そもそも、イーサリアムには後々のアップデートに応じ、マイニングの難易度を不可能なレベルに引き上げる仕組みが導入されている(ディフィカルティボム)のですが、これのスタートが遅れることとなりました。とはいえそのままだとイーサリアム自体の発行量が増えすぎてしまうため、これを防ぐべくマイニング報酬が引き下げられました。
ビザンチウムの影響
今のところは特に上がっていません。

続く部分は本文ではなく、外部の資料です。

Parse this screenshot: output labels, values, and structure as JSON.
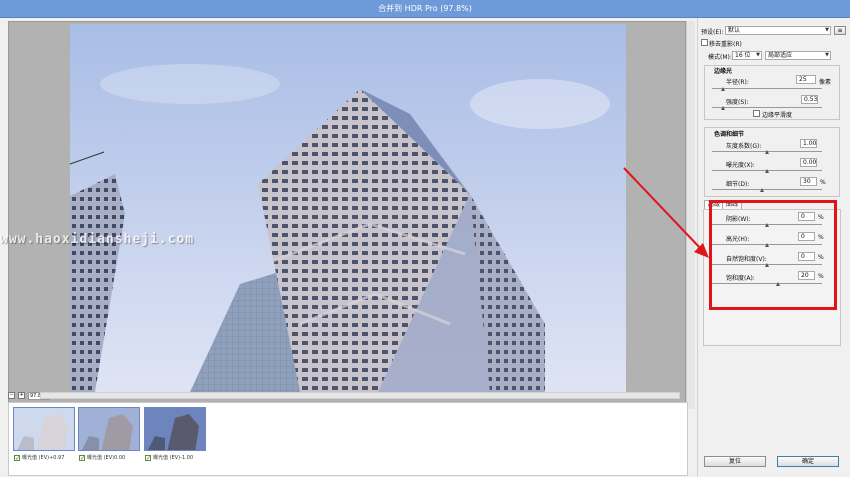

当日に取引所で一部の扱いが停止したくらいです。
まとめ
ビットコインのSegwit2xと異なり、このハードフォークでは特にコインの分裂等もなく、ただ利便性が向上した、という非常にポジティブなものだったといえます。
イーサリアムを使ったアプリケーションも続々と増えてきているようですが、更に利便性が向上することでより身近なところでの実用例が増えていくことに期待したいところです。